Não é novidade, nas obras de ficção, a substituição do narrador omnisciente pelo puzzle caleidoscópico dos múltiplos pontos de vista das personagens. Desde a novela epistolar do século 18 até à obra prima de Vargas Llosa "Conversa na Catedral", passando pelas jeunes mariées de Balzac, pelo Drácula de Stoker, pelo Tempo de Proust e pelo muito popular mas datado Quarteto de Alexandria, deu-nos a literatura obras magníficas onde uma história é contada por acumulação de narrativas que se reflectem e ampliam, adicionando camadas de luz sobre os factos, que ora se sobrepõem, ora se contradizem.
Nas formas mais populares de entretenimento (cinema e novelas da tv) o género não tem sido explorado. É necessário chegarmos ao século 21 e à decadência da qualidade da acção política em Tugal, ou mais geralmente, ao desempenho medíocre dos actores e candidatos a actores em órgãos de soberania, para assistirmos ao despontar de um novo género ficcional que vai entroncar naquela nobre tradição literária. Não é literatura nem é novela de tv: à multiplicidade de ângulos de visão junta-se nesta nova forma de contar histórias a variedade de meios que veiculam o conteúdo. Pode tratar-se de jornais, televisão, rádio ou blogs.

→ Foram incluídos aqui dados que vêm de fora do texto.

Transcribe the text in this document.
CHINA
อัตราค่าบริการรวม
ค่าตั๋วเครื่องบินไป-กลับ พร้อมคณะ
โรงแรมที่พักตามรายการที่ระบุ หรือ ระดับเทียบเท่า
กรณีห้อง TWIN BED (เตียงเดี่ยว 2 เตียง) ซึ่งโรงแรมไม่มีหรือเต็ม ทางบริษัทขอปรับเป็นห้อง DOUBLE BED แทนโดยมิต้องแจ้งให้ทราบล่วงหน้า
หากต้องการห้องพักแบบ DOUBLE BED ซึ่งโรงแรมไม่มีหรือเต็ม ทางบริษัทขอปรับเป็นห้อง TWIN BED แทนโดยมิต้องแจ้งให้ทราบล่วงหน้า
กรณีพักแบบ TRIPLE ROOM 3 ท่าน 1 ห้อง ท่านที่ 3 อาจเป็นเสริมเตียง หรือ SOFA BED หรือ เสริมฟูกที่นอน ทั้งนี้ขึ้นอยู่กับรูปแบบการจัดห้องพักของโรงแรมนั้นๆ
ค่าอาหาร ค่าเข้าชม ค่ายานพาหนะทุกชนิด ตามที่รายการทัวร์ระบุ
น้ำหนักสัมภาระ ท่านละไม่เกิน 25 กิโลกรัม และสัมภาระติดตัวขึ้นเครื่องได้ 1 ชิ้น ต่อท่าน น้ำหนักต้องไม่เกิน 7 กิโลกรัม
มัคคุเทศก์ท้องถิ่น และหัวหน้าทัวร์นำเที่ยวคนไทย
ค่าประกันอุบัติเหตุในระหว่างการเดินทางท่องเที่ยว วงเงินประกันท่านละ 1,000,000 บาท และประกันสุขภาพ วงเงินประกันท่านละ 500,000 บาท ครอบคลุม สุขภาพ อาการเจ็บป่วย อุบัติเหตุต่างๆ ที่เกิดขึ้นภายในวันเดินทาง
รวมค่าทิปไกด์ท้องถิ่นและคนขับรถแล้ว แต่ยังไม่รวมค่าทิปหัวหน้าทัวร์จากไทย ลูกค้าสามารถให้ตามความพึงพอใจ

É claro que o novo género está a dar os primeiros passos, mas os resultados são pouco entusiasmantes. Veja-se o caso da última produção - "O Convite". O enredo, construído em torno de 4 ou 5 personagens, conta-se em duas linhas, e nem vale a pena resumi-lo aqui porque os meus 10 leitores já o sabem de cor. O que é certo é que os diálogos são de uma pobreza alarmante. Por exemplo, a personagem feminina principal diz "é uma pessoa que só vi uma vez na vida, mas... não há condições para eu aceitar", referindo-se a um dos personagens masculinos, o qual retorque "Telefonou-me depois e disse-me que tinha reflectido e não estava interessada e por isso nem fiz participação desta conversa a ninguém". Outro diz: "É muito feio fugir ao rigor dos factos". Isto é pior do que os sripts de novelas da TVI, com tiradas do tipo "Zulmira, eu tenho que ter uma conversa muito séria contigo", ou "Pois fica a saber que se continuas a rondar o Renato vais sofrer as consequências".
Há em "O Convite" a agravante de não se passar nada, o que tornaria a produção mais adequada a um festival de arte e ensaio do que ao consumo de massas, mas para isso teria de estar muitos furos acima na caracterização e espessura das personagens, as quais se limitam a desmentir-se umas às outras. É afinal uma reposição, para pior, da técnica já usada numa novela anterior, "Free Report", que se manteve em exibição até há pouco tempo, mas em que, apesar de tudo, transpirava alguma acção.
O elemento novo e subtil nesta emergente forma de entretenimento é que as personagens julgam-se dotadas de vida própria, pensam existir fora do plano ficcional. Mal uma diz uma deixa logo outra aparece a reagir, ignorando que debita um guião de baixo nível. Infelizmente, não passam de imitações baratas dos caracteres da Rosa Púrpura de Woody Allen. Os media colaboram, não distinguindo a ficção das notícias.